The Saturday essay in the WSJ this week is an excellent piece by Andy Browne (full disclosure: my former bureau chief) on China’s two-speed economy, a phenomenon that I’ve been exploring both in our Dragonomics research and on this blog. The reporting nicely illustrates both the extremely troubled and the extremely prosperous parts of China’s economy, and also makes a strong argument that how Xi Jinping handles the lagging regions will be crucial for the country’s prospects. Here’s an excerpt:
For international investors, China’s two-speed economy—one dying, the other accelerating—is utterly confusing, and it has produced wildly contrasting strategies. If China keeps subsidizing wasteful investment to keep industrial cities alive, its financial system will eventually blow up: At 260% of gross domestic product, the country’s overall debt is approaching danger levels. Some Wall Street hedge funds are taking huge speculative bets against the Chinese currency. Global markets are bracing for a “hard landing” by the Chinese economy and years of subpar growth. The financier George Soros says China is already crashing.
At the same time, however, some of the world’s smartest investors are making the opposite wager: They are piling in. Last year, China attracted up to $37 billion in venture capital, much of it for technology hubs along the coast. That is more than the U.S. typically draws in a year and multiples of what Europe usually pulls in. …
Who’s right? Politics will largely determine the outcome. … Two years ago, Mr. Xi announced an ambitious 60-point economic reform program to give markets a “decisive role” in allocating resources. Many expected that he would shutter state loss-makers and open protected state industries like telecommunications and banking to entrepreneurs, even as he attacked the patronage networks that weave through local industry and governments.
But Mr. Xi seems to have gotten cold feet. Instead of closing down state enterprises, he is bulking them up. He seems afraid that allowing market forces to prevail will entrench geographically based wealth disparities and that an aggrieved underclass could erode the Communist Party’s legitimacy. As Mr. Xi has made clear during his three years in office, his first priority is to save the party. The economy can wait. Against this political backdrop, Beijing’s usually decisive economic decision-making process has started to look rudderless.
What is your thought on analyzing the Chinese economy through publicly traded Chinese companies’ financial statements?
I am asking you this is because, base on my understanding, one of the biggest obstacle to understanding the state of the Chinese economy is the lack of impartial data. But I feel that a crucial source of data that can offer us key insights into the Chinese economy have been underutilized by researchers, and they are the publicly available financial reports of Chinese companies.
Individually, these reports may not offer us significant clues to the understanding macroeconomic conditions of the Chinese economy, but in aggregate, they should give us insights into not only how each industry and sectors are performing, but also allows us to take the pulse of the entire Chinese economy.

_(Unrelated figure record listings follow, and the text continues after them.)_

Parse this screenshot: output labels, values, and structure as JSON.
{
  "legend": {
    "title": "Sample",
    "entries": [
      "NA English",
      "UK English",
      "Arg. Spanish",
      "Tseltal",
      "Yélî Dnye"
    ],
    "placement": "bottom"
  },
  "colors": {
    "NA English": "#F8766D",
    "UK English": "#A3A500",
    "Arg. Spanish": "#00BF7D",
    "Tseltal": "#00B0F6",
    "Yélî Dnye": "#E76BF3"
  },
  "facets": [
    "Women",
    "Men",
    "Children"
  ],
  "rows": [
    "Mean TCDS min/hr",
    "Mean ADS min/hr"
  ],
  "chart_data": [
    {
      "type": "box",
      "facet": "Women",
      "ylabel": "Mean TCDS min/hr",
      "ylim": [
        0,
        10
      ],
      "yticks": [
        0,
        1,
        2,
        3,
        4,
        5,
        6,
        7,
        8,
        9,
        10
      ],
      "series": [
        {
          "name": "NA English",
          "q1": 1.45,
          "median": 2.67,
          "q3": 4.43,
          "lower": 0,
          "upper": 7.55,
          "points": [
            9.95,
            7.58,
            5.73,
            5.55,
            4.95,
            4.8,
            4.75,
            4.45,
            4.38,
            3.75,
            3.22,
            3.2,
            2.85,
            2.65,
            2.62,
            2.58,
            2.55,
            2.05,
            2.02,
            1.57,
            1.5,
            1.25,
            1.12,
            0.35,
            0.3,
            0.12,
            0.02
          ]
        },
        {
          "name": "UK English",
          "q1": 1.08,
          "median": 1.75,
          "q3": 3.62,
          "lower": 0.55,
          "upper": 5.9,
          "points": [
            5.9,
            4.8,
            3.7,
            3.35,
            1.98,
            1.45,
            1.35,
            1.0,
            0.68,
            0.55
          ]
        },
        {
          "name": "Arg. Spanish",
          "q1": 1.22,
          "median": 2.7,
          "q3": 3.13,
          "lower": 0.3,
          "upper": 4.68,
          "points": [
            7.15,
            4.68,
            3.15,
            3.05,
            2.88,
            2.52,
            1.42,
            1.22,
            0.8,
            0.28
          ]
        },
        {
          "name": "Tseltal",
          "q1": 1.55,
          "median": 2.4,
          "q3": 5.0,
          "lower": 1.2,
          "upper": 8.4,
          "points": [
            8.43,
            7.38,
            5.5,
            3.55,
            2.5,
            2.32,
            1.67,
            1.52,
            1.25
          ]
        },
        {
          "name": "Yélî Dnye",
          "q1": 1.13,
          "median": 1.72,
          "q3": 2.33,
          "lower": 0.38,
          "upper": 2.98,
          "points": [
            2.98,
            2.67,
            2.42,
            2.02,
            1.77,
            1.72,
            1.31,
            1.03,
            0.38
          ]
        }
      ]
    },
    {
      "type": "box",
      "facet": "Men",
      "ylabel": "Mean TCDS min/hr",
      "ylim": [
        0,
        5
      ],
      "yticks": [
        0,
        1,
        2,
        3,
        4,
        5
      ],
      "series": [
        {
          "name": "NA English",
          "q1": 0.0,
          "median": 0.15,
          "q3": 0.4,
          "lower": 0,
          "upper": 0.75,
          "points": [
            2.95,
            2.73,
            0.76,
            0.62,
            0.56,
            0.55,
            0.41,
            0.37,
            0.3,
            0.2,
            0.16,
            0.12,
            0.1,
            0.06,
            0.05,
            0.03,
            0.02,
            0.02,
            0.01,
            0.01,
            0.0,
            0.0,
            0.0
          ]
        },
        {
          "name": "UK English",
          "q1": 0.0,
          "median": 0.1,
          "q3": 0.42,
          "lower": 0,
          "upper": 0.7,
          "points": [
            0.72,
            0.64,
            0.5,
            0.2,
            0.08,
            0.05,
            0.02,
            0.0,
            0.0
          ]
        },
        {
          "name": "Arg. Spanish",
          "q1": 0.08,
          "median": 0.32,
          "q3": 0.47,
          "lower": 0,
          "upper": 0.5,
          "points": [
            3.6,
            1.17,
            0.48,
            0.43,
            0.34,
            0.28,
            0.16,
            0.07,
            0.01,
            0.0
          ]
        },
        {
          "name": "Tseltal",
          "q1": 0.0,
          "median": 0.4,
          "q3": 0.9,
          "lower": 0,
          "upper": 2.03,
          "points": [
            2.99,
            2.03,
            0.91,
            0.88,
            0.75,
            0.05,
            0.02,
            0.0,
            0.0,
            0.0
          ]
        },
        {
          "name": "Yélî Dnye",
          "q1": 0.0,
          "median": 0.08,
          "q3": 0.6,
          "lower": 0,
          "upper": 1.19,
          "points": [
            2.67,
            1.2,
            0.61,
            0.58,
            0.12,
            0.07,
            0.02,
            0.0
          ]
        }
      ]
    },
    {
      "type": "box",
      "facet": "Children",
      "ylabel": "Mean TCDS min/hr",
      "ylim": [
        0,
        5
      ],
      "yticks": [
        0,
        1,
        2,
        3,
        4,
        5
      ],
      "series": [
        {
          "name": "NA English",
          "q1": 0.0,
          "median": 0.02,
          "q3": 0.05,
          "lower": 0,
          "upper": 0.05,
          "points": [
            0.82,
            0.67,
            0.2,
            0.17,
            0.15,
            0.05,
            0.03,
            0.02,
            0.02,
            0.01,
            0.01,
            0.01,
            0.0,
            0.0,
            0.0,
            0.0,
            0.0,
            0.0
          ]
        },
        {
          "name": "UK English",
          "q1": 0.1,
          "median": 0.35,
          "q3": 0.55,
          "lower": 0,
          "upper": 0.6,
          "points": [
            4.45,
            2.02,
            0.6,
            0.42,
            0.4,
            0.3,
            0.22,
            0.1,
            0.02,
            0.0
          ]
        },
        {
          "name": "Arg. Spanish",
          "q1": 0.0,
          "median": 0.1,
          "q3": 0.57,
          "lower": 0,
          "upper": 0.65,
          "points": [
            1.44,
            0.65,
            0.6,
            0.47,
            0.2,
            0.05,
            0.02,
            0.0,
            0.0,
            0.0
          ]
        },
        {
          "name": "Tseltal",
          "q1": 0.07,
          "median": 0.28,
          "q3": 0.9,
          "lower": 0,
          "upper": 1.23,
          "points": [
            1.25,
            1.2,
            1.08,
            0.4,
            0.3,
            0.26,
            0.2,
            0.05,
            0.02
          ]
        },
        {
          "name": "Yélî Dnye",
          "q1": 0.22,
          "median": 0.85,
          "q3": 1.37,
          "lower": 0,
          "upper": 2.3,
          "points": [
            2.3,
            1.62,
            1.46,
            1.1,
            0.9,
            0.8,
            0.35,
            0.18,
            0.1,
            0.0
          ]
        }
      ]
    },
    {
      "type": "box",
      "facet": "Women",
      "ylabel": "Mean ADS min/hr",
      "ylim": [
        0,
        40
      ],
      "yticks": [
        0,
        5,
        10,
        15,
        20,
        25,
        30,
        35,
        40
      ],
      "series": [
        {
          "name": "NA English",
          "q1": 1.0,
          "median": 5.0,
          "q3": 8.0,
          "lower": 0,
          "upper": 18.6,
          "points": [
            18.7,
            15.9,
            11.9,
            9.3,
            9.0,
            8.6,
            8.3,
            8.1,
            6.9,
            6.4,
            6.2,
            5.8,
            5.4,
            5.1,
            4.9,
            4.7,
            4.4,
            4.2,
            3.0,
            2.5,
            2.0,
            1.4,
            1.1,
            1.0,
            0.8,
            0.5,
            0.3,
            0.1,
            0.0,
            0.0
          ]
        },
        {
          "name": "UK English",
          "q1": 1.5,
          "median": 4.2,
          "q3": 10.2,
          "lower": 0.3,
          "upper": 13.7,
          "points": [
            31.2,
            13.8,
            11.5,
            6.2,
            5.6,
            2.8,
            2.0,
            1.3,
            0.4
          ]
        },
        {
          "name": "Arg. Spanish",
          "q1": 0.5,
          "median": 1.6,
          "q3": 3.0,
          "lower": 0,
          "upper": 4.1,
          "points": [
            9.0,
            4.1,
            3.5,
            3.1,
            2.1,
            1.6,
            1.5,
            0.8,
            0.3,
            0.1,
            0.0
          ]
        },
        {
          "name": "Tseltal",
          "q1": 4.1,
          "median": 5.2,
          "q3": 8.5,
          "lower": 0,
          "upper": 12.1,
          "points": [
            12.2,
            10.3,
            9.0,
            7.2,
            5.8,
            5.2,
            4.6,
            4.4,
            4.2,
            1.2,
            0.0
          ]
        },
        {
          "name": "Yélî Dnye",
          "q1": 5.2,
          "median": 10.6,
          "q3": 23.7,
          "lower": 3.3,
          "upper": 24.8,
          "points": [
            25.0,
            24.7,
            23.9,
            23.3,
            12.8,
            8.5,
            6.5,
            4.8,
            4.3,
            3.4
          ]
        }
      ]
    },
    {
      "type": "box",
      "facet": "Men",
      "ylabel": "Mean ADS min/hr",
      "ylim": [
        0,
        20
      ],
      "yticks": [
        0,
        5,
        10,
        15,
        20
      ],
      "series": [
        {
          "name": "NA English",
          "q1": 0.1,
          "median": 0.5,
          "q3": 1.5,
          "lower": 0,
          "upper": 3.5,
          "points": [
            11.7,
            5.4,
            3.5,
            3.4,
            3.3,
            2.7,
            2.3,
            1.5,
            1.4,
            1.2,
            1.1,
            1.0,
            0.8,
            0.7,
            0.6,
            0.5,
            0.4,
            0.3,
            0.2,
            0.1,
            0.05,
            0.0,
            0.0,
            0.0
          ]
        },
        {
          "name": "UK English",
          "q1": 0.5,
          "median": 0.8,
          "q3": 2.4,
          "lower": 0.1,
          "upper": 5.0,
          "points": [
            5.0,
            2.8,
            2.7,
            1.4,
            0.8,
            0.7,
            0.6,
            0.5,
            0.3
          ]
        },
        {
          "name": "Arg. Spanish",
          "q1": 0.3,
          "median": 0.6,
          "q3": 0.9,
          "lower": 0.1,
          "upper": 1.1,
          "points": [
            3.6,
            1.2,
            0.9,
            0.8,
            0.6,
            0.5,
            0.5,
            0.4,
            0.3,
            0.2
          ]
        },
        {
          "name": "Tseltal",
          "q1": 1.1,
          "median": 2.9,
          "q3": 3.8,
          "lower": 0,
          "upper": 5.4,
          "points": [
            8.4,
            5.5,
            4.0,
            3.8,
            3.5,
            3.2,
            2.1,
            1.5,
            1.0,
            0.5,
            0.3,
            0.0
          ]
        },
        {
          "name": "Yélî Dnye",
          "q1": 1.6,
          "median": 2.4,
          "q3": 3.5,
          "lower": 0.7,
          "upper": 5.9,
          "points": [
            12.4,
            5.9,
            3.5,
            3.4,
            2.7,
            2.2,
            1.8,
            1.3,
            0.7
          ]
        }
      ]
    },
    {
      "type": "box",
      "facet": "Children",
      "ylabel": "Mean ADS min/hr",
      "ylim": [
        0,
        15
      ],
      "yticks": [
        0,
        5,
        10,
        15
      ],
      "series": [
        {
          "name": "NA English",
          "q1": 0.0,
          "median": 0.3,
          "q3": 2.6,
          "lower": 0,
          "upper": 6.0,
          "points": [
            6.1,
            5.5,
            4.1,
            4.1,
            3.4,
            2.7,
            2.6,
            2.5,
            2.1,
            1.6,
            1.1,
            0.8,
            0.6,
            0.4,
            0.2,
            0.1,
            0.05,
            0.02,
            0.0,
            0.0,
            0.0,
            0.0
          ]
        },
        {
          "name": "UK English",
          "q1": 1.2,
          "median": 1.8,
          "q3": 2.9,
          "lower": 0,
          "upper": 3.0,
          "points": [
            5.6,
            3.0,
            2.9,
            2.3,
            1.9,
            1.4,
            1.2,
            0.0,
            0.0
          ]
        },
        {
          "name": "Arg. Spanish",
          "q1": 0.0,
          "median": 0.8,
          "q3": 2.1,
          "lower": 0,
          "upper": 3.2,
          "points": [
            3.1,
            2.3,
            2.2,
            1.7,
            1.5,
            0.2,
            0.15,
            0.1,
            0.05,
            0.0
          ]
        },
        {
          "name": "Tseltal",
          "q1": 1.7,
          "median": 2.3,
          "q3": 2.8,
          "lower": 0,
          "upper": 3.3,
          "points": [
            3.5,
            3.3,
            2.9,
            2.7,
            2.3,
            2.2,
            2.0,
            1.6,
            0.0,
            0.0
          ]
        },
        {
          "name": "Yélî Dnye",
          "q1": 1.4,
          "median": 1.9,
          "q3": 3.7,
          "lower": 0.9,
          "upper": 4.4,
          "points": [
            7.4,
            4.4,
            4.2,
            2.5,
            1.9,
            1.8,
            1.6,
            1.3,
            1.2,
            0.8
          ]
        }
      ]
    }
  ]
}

I have already gather some data on my own, and I can already see that debt has already reached a unsustainable level, Granted my sample size are small at the moment, but the majority of the companies that I have analyzed have been hemorrhaging cash at a very fast rate since 2010 and consequently have become reliant upon borrowing to survive.
I would love to hear your thoughts on this.
My colleagues at Dragonomics actually do use this technique; we can aggregate financial statements from a large number of domestically listed firms. This allows us both to cross-check the macro data and also to get different and more granular insights. So yes I think it’s a useful approach; in most cases we find that the macro data and the aggregated micro data do tell pretty similar stories.